Shomi to cease operations in November
The Shaw/Rogers-owned streamer is closing due to the changing online video marketplace and business climate, according to the company.
The streamer was launched in 2014, originally available to customers of Rogers and Shaw, before opening up to all Canadians last fall. Rival Bell Media also launched its own streamer, CraveTV, in late 2014. When Corus Entertainment purchased the assets of Shaw Media earlier this year shomi stayed with Shaw Communications.
“The business climate and online video marketplace have changed markedly in the last few years. Combined with the fact that the business is more challenging to operate than we expected, we’ve decided to wind down our operations,” said David Asch, SVP and GM, shomi in a release.
Rogers Communications is expected to incur a loss on investment of approximately $100 to $140 million dollars in its third quarter, which ends Sept. 30, 2016, relating to the carrying value of its investment and a provision related to future liabilities in shomi, according to a release from the company. To date Shaw Communications has posted a loss of $159 million related to shomi.
“We tried something new, and customers who used shomi loved it. It’s like a great cult favourite with a fantastic core audience that unfortunately just isn’t big enough to be renewed for another season,” said Melani Griffith, SVP, content, Rogers, in the release.
Last week, Rogers Media announced the launch of a City app on Apple TV. That app will include all primetime broadcast programming, with shows going live at 9 a.m. the morning after they air on broadcast.

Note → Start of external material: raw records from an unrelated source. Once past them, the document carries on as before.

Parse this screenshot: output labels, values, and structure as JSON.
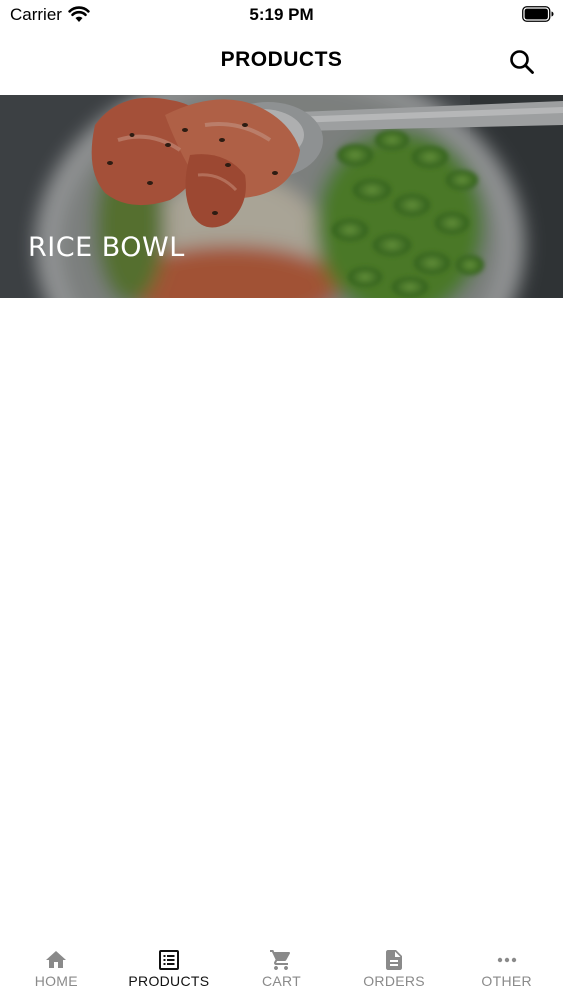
{
  "status_bar": {
    "carrier": "Carrier",
    "time": "5:19 PM"
  },
  "header": {
    "title": "PRODUCTS",
    "search_icon": "search-icon"
  },
  "categories": [
    {
      "label": "RICE BOWL"
    }
  ],
  "tab_bar": {
    "tabs": [
      {
        "label": "HOME",
        "icon": "home-icon",
        "active": false
      },
      {
        "label": "PRODUCTS",
        "icon": "list-icon",
        "active": true
      },
      {
        "label": "CART",
        "icon": "cart-icon",
        "active": false
      },
      {
        "label": "ORDERS",
        "icon": "document-icon",
        "active": false
      },
      {
        "label": "OTHER",
        "icon": "more-icon",
        "active": false
      }
    ],
    "active_color": "#111111",
    "inactive_color": "#8a8a8a"
  }
}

According to a statement from shomi, the service recently approached 900,000 subscribers, and is still near that number. The statement didn’t say how many of those are paid subscribers.

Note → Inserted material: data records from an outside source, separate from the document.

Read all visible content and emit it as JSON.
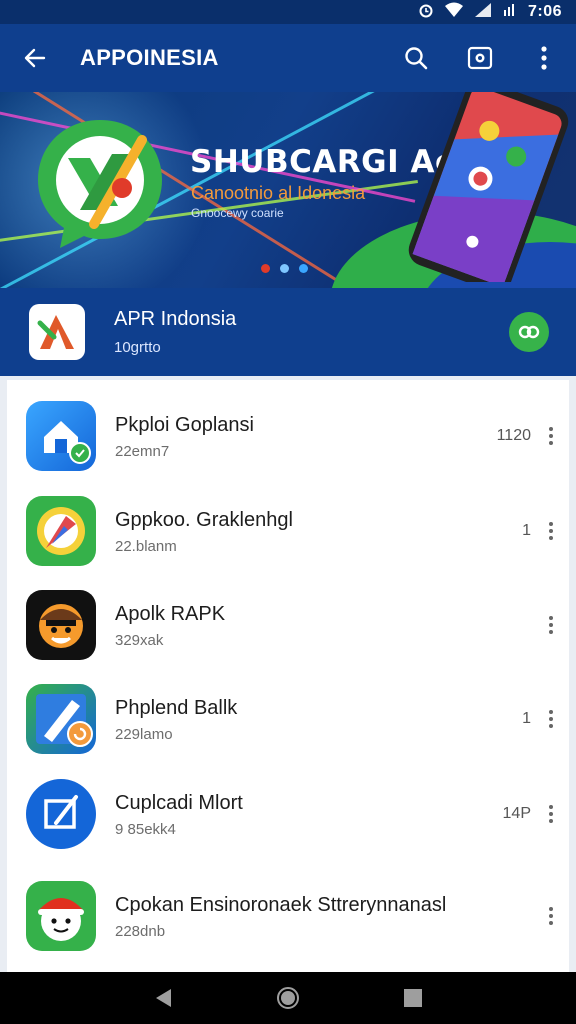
{
  "status_bar": {
    "time": "7:06"
  },
  "app_bar": {
    "title": "APPOINESIA"
  },
  "banner": {
    "headline": "SHUBCARGI AcI",
    "subtitle": "Canootnio al Idonesia",
    "tagline": "Gnoocewy coarie",
    "dots": [
      "#e03b2a",
      "#7fc6ff",
      "#3aa6ff"
    ]
  },
  "featured": {
    "name": "APR Indonsia",
    "meta": "10grtto"
  },
  "apps": [
    {
      "name": "Pkploi Goplansi",
      "meta": "22emn7",
      "size": "1120",
      "icon": "house-icon"
    },
    {
      "name": "Gppkoo. Graklenhgl",
      "meta": "22.blanm",
      "size": "1",
      "icon": "pen-nib-icon"
    },
    {
      "name": "Apolk RAPK",
      "meta": "329xak",
      "size": "",
      "icon": "mascot-face-icon"
    },
    {
      "name": "Phplend Ballk",
      "meta": "229lamo",
      "size": "1",
      "icon": "pencil-refresh-icon"
    },
    {
      "name": "Cuplcadi Mlort",
      "meta": "9 85ekk4",
      "size": "14P",
      "icon": "edit-square-icon"
    },
    {
      "name": "Cpokan Ensinoronaek Sttrerynnanasl",
      "meta": "228dnb",
      "size": "",
      "icon": "santa-face-icon"
    }
  ],
  "colors": {
    "primary": "#0f3f8e",
    "status": "#0a2f6b",
    "accent_green": "#37b34a",
    "accent_orange": "#f39a3c"
  }
}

A June 2016 report from Solutions Research Group (SRG), however, found that shomi counted roughly 4% of Canadian online households as active users – or just more than 500,000 of 11.6 million internet households in the country. Combined with CraveTV, the streamers had fewer than one million active subscribers, according to the report.
As a comparison, SRG reported that Netflix is in about 46% of active internet households, or 5.3 million.

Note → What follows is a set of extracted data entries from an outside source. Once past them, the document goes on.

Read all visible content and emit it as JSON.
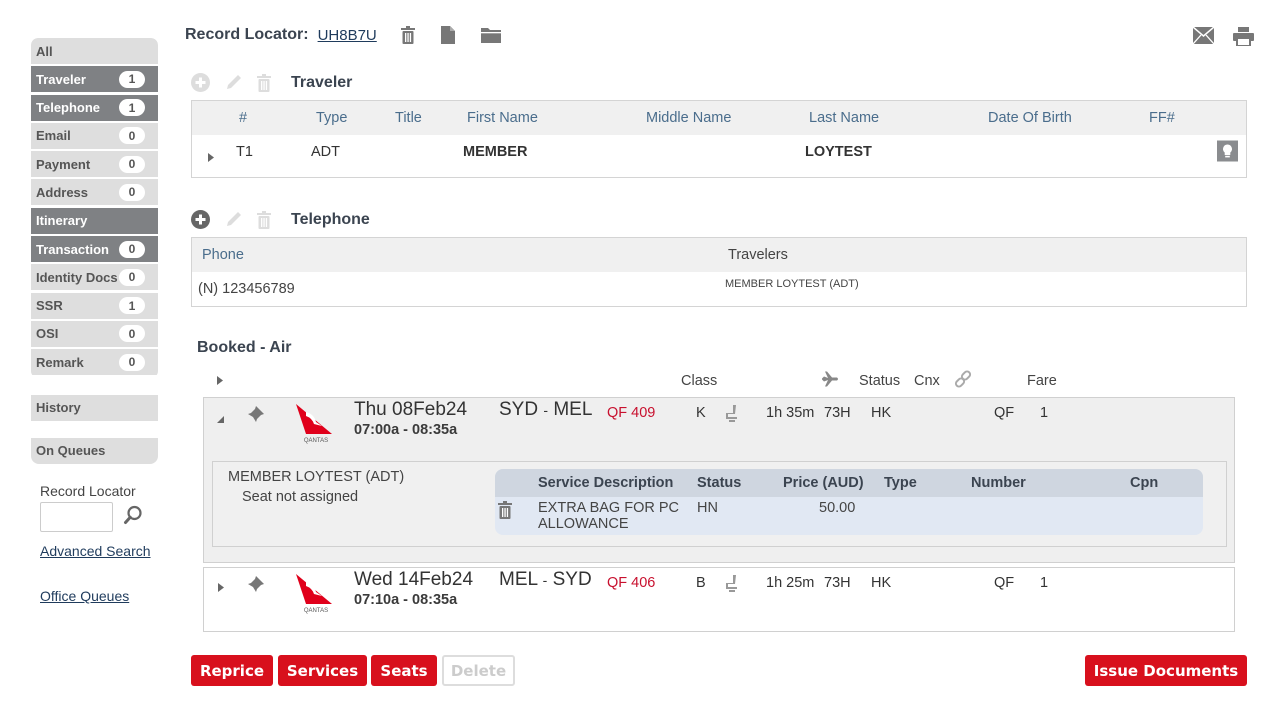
{
  "sidebar": {
    "items": [
      {
        "label": "All",
        "count": null,
        "active": false
      },
      {
        "label": "Traveler",
        "count": "1",
        "active": true
      },
      {
        "label": "Telephone",
        "count": "1",
        "active": true
      },
      {
        "label": "Email",
        "count": "0",
        "active": false
      },
      {
        "label": "Payment",
        "count": "0",
        "active": false
      },
      {
        "label": "Address",
        "count": "0",
        "active": false
      },
      {
        "label": "Itinerary",
        "count": null,
        "active": true
      },
      {
        "label": "Transaction",
        "count": "0",
        "active": true
      },
      {
        "label": "Identity Docs",
        "count": "0",
        "active": false
      },
      {
        "label": "SSR",
        "count": "1",
        "active": false
      },
      {
        "label": "OSI",
        "count": "0",
        "active": false
      },
      {
        "label": "Remark",
        "count": "0",
        "active": false
      }
    ],
    "history": "History",
    "on_queues": "On Queues",
    "record_locator_label": "Record Locator",
    "record_locator_value": "",
    "advanced_search": "Advanced Search",
    "office_queues": "Office Queues"
  },
  "header": {
    "record_locator_label": "Record Locator:",
    "record_locator_value": "UH8B7U"
  },
  "traveler": {
    "title": "Traveler",
    "columns": [
      "#",
      "Type",
      "Title",
      "First Name",
      "Middle Name",
      "Last Name",
      "Date Of Birth",
      "FF#"
    ],
    "rows": [
      {
        "num": "T1",
        "type": "ADT",
        "title": "",
        "first": "MEMBER",
        "middle": "",
        "last": "LOYTEST",
        "dob": "",
        "ff": ""
      }
    ]
  },
  "telephone": {
    "title": "Telephone",
    "columns": [
      "Phone",
      "Travelers"
    ],
    "rows": [
      {
        "phone": "(N) 123456789",
        "travelers": "MEMBER LOYTEST (ADT)"
      }
    ]
  },
  "booked_air": {
    "title": "Booked - Air",
    "columns": {
      "class": "Class",
      "status": "Status",
      "cnx": "Cnx",
      "fare": "Fare"
    },
    "segments": [
      {
        "date": "Thu 08Feb24",
        "times": "07:00a - 08:35a",
        "from": "SYD",
        "to": "MEL",
        "sep": "-",
        "flight": "QF 409",
        "class": "K",
        "duration": "1h 35m",
        "equipment": "73H",
        "status": "HK",
        "fare_carrier": "QF",
        "fare_num": "1",
        "airline_logo_text": "QANTAS",
        "expanded": true,
        "detail": {
          "passenger": "MEMBER LOYTEST (ADT)",
          "seat": "Seat not assigned",
          "service_columns": [
            "Service Description",
            "Status",
            "Price (AUD)",
            "Type",
            "Number",
            "Cpn"
          ],
          "services": [
            {
              "description": "EXTRA BAG FOR PC ALLOWANCE",
              "status": "HN",
              "price": "50.00",
              "type": "",
              "number": "",
              "cpn": ""
            }
          ]
        }
      },
      {
        "date": "Wed 14Feb24",
        "times": "07:10a - 08:35a",
        "from": "MEL",
        "to": "SYD",
        "sep": "-",
        "flight": "QF 406",
        "class": "B",
        "duration": "1h 25m",
        "equipment": "73H",
        "status": "HK",
        "fare_carrier": "QF",
        "fare_num": "1",
        "airline_logo_text": "QANTAS",
        "expanded": false
      }
    ]
  },
  "actions": {
    "reprice": "Reprice",
    "services": "Services",
    "seats": "Seats",
    "delete": "Delete",
    "issue_documents": "Issue Documents"
  },
  "colors": {
    "accent_red": "#d8101d",
    "nav_active": "#7f8184",
    "link": "#1f3b5c",
    "flight_red": "#c8102e"
  }
}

“The key point I think is that our Canadian market is too small for Netflix and two local players at this point,” said Kaan Yigit, president, SRG. “Netflix has U.S. and global scale and shomi had none. Crave and shomi had a better chance of survival together.”
Yigit noted that the U.S., which has a population nearly ten times that of Canada’s, only has Netflix and a couple other major streamers, not a handful of operations.